R.R., La Stampa, 10/05/1997; Giorgio Santili e Giorgio Pogliotti, Il Sole 24 ore, 08/05/1997, 10 maggio 1997
In base al contratto chiuso la scorsa settimana, i 125 mila ferrovieri riceveranno a giugno un’una tantum da un milione e duecentomila lire (di media) e un aumento medio mensile di 170mila lire suddiviso in due tranches: 100mila lire dal prossimo primo luglio e il resto dal primo maggio ’98
In base al contratto chiuso la scorsa settimana, i 125 mila ferrovieri riceveranno a giugno un’una tantum da un milione e duecentomila lire (di media) e un aumento medio mensile di 170mila lire suddiviso in due tranches: 100mila lire dal prossimo primo luglio e il resto dal primo maggio ’98. Il costo netto a regime per le Ferrovie dello Stato: tra i 250 e i 300 miliardi all’anno.
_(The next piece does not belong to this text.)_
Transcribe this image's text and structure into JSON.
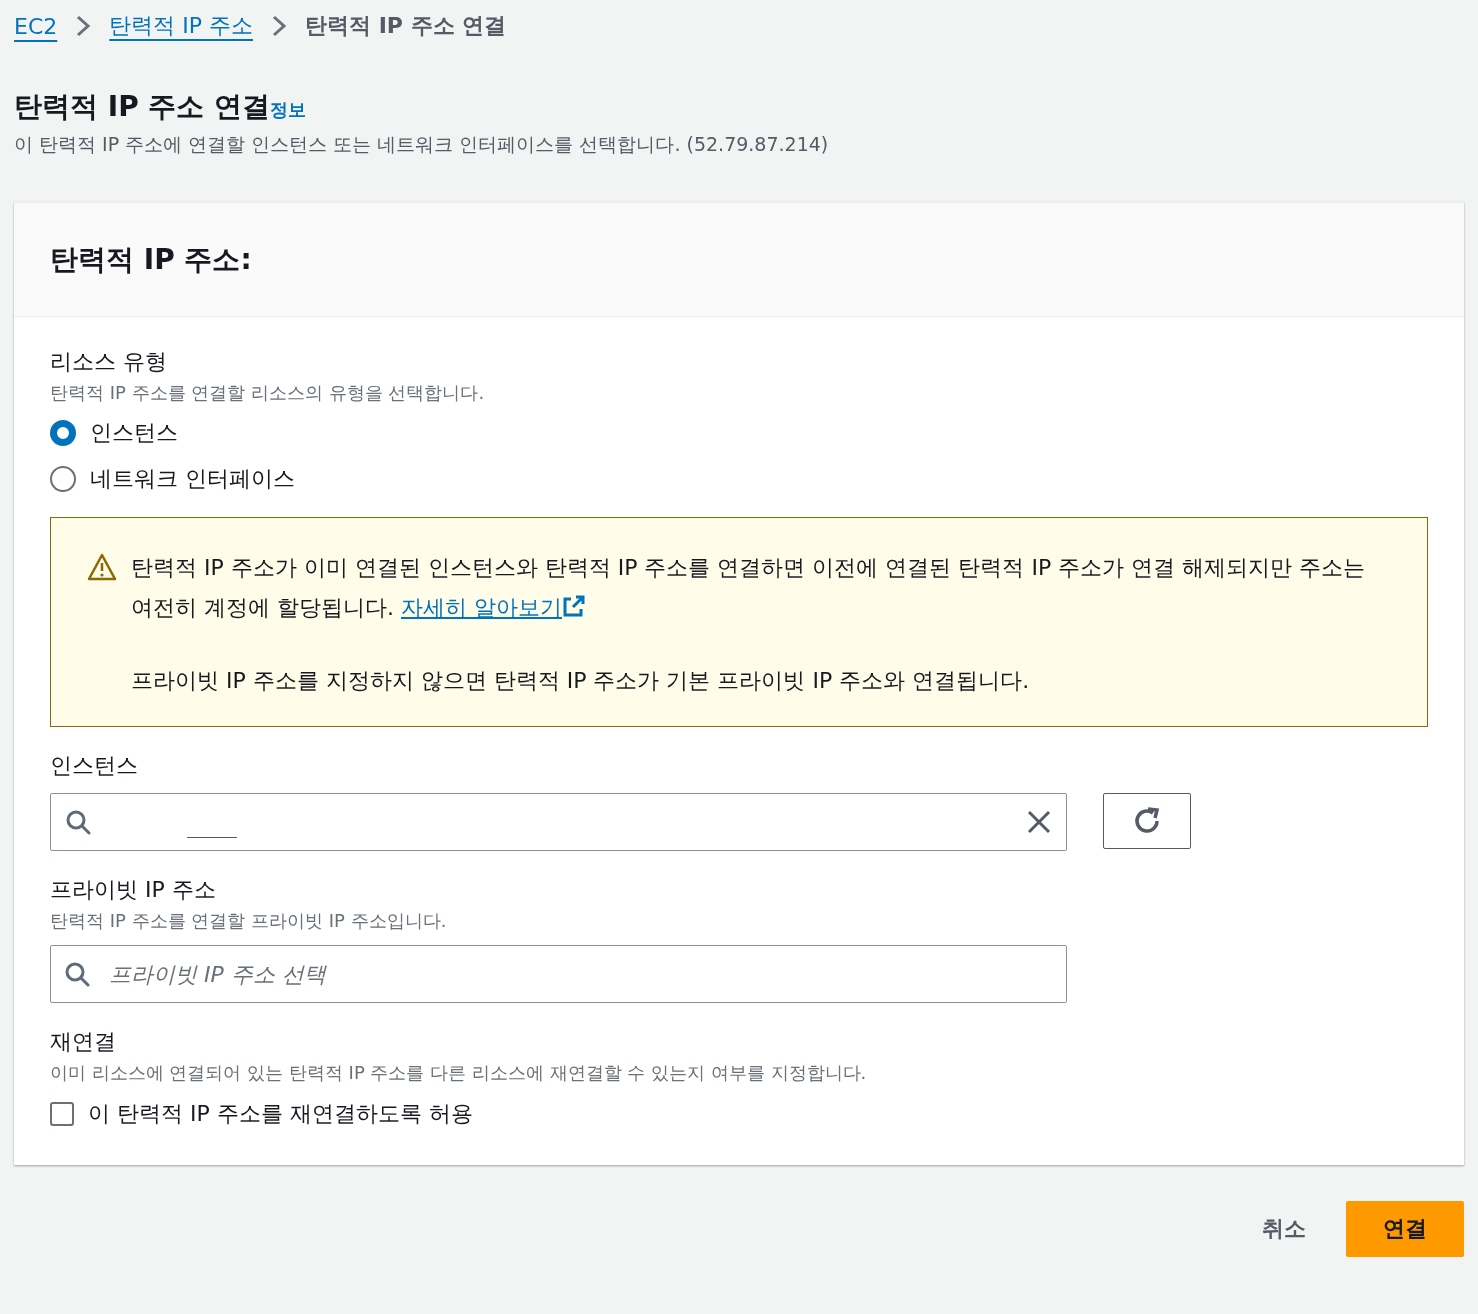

Secondo l’amministratore delegato Giancarlo Cimoli l’accordo non è oneroso, e l’aumento del costo del lavoro è contenuto all’1 per cento quest’anno e all’1,3-1,4 l’anno prossimo. Ci sarà, anzi, a suo dire, «un recupero dei costi sostanziale e importante» grazie ai nuovi meccanismi di flessibilità (tra cui una ”banca del tempo”, cioé uno strumento di compensazione individuale dei tempi di lavoro eccedenti il tetto massimo che dovrebbe anche favorire nel ’98 un risparmio sugli straordinari di 120 miliardi). Chi lo vorrà potrà lavorare part-time. Le Ferrovie perderanno nel ’97 4.856 miliardi e nel ’99 spenderanno ancora in stipendi, straordinari, eccetera 8.500 miliardi, duemila in più di quelli compatibili con il risanamento dei conti. Anche con il nuovo contratto resta il problema di questo taglio di duemila miliardi e di un surplus negli organici di 15-20 mila dipendenti. Il ministero delle Finanze Visco ha deciso di sospendere per un anno il versamento dell’ imposta patrimoniale di 3160 miliardi.